Abstract Body

Background:

HIV reservoirs are established shortly after infection, but little is known about immune effects that influence viral reservoir cell evolution in early-treated people living with HIV (PLH). Here, we analyzed the proviral landscape and phenotypic features of HIV reservoir cells in the RIVER study, a randomized-controlled study evaluating effects of a ChAd63-vectored therapeutic vaccine (HIV.consv) given prior to a histone deacetylase inhibitor, Vorinostat, in PLH started on ART at the time of acute/early HIV diagnosis.

Methods:

10 RIVER study participants (n=5 from ART-only group, n=5 from the treatment group) were studied, using PBMC samples from randomization, the primary endpoint (18 weeks after randomization), and 1 year after study completion.
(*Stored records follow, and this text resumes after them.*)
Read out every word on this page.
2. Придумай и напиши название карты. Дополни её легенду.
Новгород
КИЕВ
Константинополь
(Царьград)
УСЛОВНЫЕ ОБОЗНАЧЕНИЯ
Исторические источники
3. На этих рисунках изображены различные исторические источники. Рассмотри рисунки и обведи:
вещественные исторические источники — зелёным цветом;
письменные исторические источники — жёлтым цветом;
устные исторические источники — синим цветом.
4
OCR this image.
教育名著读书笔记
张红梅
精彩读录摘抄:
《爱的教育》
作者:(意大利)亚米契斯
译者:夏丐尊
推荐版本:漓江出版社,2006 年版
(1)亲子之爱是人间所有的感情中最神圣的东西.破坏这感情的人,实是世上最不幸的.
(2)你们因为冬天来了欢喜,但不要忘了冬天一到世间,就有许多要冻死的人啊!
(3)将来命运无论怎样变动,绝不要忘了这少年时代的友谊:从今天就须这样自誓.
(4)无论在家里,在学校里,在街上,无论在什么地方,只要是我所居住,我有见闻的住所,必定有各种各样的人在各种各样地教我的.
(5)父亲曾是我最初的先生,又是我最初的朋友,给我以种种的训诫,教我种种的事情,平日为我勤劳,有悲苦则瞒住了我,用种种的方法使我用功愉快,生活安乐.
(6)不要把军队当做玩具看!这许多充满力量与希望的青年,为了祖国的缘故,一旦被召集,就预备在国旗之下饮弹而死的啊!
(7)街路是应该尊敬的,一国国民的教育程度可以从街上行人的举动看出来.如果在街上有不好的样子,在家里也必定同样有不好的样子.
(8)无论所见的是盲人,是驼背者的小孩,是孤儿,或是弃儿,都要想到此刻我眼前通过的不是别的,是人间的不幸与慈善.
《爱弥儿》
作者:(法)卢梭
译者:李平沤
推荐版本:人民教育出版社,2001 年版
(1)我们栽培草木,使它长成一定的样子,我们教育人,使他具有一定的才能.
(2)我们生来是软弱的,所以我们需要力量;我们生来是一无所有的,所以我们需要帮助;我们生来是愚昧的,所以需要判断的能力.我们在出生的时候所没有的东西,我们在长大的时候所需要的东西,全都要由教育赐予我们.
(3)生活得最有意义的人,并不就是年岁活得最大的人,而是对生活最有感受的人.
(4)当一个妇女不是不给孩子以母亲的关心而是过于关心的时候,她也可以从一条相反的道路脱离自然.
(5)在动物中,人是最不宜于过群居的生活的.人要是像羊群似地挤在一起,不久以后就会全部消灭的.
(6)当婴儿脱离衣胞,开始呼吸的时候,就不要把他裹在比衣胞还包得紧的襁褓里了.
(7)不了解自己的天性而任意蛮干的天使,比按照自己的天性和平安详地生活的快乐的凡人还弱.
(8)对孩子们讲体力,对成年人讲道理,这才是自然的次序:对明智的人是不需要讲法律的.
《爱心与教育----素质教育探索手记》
Proviral landscapes were analyzed by near full-length proviral sequencing (FLIP-seq) and matched integration site and proviral sequencing (MIP-seq). Phenotypic and proviral sequencing (PheP-seq) was used to investigate the phenotype of memory CD4 T cells from 3 participants.

Results:

In total, n=2763 proviral sequences were detected from 122.03 million PBMCs in all 10 participants combined; n=295 sequences (10.68%) were genome-intact. The mean numbers of intact HIV proviruses from randomization, primary endpoint and 1 year follow-up were 6.27, 2.39, 8.84 per million PBMC in the ART-only group versus 4.42, 2.37, and 5.46 per million cells in vaccine group (p=n.s.). 138 integration sites (IS) of intact proviruses were identified; among these, 54 (39.13%) were located in non-genic DNA, centromeric satellite DNA and genes encoding for members of the Zinc Finger Protein family. The proportion of intact proviruses integrated in these heterochromatin regions increased during longitudinal evaluations from 26% at randomization to 54% at the 1-year follow-up timepoint, but did not differ between the study arms. A total of n= 116,023 individual mCD4 T cells were analyzed by PheP-seq: n=648 represented HIV-infected cells and n=128 cells harbored genome-intact HIV-1. Notably, HLA-G, HLA-F, HLA-C, CCR6 and TGFB-R were upregulated on HIV-1 reservoir cells with intact proviruses, consistent with immune selection primarily mediated by innate immune responses.

Conclusions:

These data suggest accelerated and more efficient immune selection of HIV-1 reservoir cells when ART is started during early disease. Immune selection appears to be predominantly driven by innate immune responses in early infection, while the therapeutic T cell vaccine had no detectable effect.